Dying Surfer Meets His Maker, on paper, might even seem like an overload of ideas all crammed into one space. But somehow it works, and Parks enjoys the diversity and sprawl that All Them Witches display on their records.
“If you start just putting out the same thing over and over, people start to expect that. And that gets pretty boring for us,” he says. “We listen to such a huge variety of music and really love and look for those surprises in all forms of music. We collaborate, and that’s just how it is. Nobody ever really takes a lead on anything for too long.”
The band’s commitment to letting their music go wherever it needs to has allowed them a lot of flexibility in the kinds of bands they book shows with.
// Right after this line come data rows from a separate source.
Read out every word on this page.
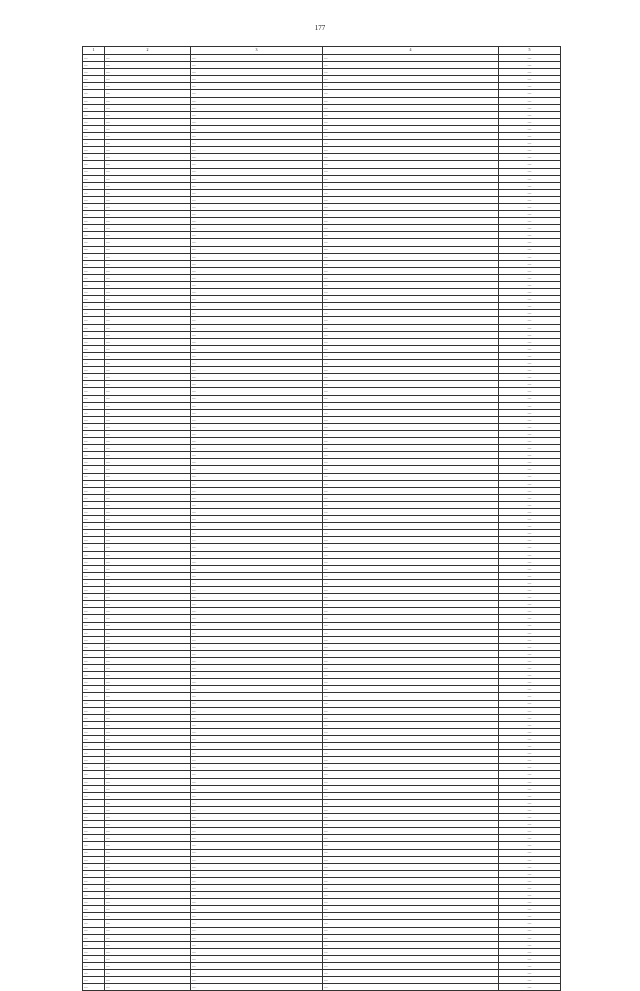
177
1	2	3	4	5
—	—	—	—	—
—	—	—	—	—
—	—	—	—	—
—	—	—	—	—
—	—	—	—	—
—	—	—	—	—
—	—	—	—	—
—	—	—	—	—
—	—	—	—	—
—	—	—	—	—
—	—	—	—	—
—	—	—	—	—
—	—	—	—	—
—	—	—	—	—
—	—	—	—	—
—	—	—	—	—
—	—	—	—	—
—	—	—	—	—
—	—	—	—	—
—	—	—	—	—
—	—	—	—	—
—	—	—	—	—
—	—	—	—	—
—	—	—	—	—
—	—	—	—	—
—	—	—	—	—
—	—	—	—	—
—	—	—	—	—
—	—	—	—	—
—	—	—	—	—
—	—	—	—	—
—	—	—	—	—
—	—	—	—	—
—	—	—	—	—
—	—	—	—	—
—	—	—	—	—
—	—	—	—	—
—	—	—	—	—
—	—	—	—	—
—	—	—	—	—
—	—	—	—	—
—	—	—	—	—
—	—	—	—	—
—	—	—	—	—
—	—	—	—	—
—	—	—	—	—
—	—	—	—	—
—	—	—	—	—
—	—	—	—	—
—	—	—	—	—
—	—	—	—	—
—	—	—	—	—
—	—	—	—	—
—	—	—	—	—
—	—	—	—	—
—	—	—	—	—
—	—	—	—	—
—	—	—	—	—
—	—	—	—	—
—	—	—	—	—
—	—	—	—	—
—	—	—	—	—
—	—	—	—	—
—	—	—	—	—
—	—	—	—	—
—	—	—	—	—
—	—	—	—	—
—	—	—	—	—
—	—	—	—	—
—	—	—	—	—
—	—	—	—	—
—	—	—	—	—
—	—	—	—	—
—	—	—	—	—
—	—	—	—	—
—	—	—	—	—
—	—	—	—	—
—	—	—	—	—
—	—	—	—	—
—	—	—	—	—
—	—	—	—	—
—	—	—	—	—
—	—	—	—	—
—	—	—	—	—
—	—	—	—	—
—	—	—	—	—
—	—	—	—	—
—	—	—	—	—
—	—	—	—	—
—	—	—	—	—
—	—	—	—	—
—	—	—	—	—
—	—	—	—	—
—	—	—	—	—
—	—	—	—	—
—	—	—	—	—
—	—	—	—	—
—	—	—	—	—
—	—	—	—	—
—	—	—	—	—
—	—	—	—	—
—	—	—	—	—
—	—	—	—	—
—	—	—	—	—
—	—	—	—	—
—	—	—	—	—
—	—	—	—	—
—	—	—	—	—
—	—	—	—	—
—	—	—	—	—
—	—	—	—	—
—	—	—	—	—
—	—	—	—	—
—	—	—	—	—
—	—	—	—	—
—	—	—	—	—
—	—	—	—	—
—	—	—	—	—
—	—	—	—	—
—	—	—	—	—
—	—	—	—	—
—	—	—	—	—
—	—	—	—	—
—	—	—	—	—
—	—	—	—	—
—	—	—	—	—
—	—	—	—	—
—	—	—	—	—
—	—	—	—	—
—	—	—	—	—
—	—	—	—	—
—	—	—	—	—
And indeed, they’ve shared stages with metal bands such as Windhand and Red Fang, as they did at the Day of the Shred festival in 2014, as well as playing with a number of contemporary and classic psych-rock bands at Levitation Festival in Vancouver last year. It’s both a blessing and a curse, Parks says, though they’re not necessarily changing their approach for marketing purposes.
All Them Witches play January 23 at The Casbah
“That’s what we’re trying to figure out right now, how to maintain a steady fan base that you’ve built without getting way outside your market,” he says. “It’s always an interesting thing. We’ve played with everyone. We’ve played with country bands, Americana stuff, and heavy, heavy metal, stoner guys, jam band festivals. And it’s cool to see all those crowds, they’re all very different from each other. It’s fun. I think we’ll keep jumping around, I don’t want to stick to just one thing.”
All Them Witches is, ostensibly, a Nashville band. But they don’t all live there. Parks and guitarist Ben McLeod live in Music City, while drummer Robby Staebler lives in Ohio and keyboardist Allan Van Cleave lives in New Mexico. For most bands this would present a pretty major obstacle to being able to write, record and practice together.
That’s not so much an issue for All Them Witches. For starters, they communicate regularly, and they’re still good friends despite the distance between them. But more importantly, they’re a band whose essence is in unpredictability and practicing extremely infrequently. So while another band might fall apart under the weight of the logistical complications, Parks says it’s never held them back in any way.
“The first couple years…we lived together and practiced every day, as much as we could,” he says. “And I think at the two-year mark, we kinda split up, location wise. But it’s never been a problem. We don’t really practice anyway, except for occasionally, maybe once a month. And it just always works. We like what we do and we like each other, so we just make it work.”
The way Parks talks about working with the band feels very zen, as if the songs All Them Witches write just come to them. Indeed, it’s hard not to hear a spiritual component to their bigger, more ambitious psych guitar freakouts. But most of all, it’s hard not to get the sense their music is just something fun shared by four laid-back dudes with a unique chemistry.
“It’s all very natural,” he says. “You just have to give it space to do its own thing.”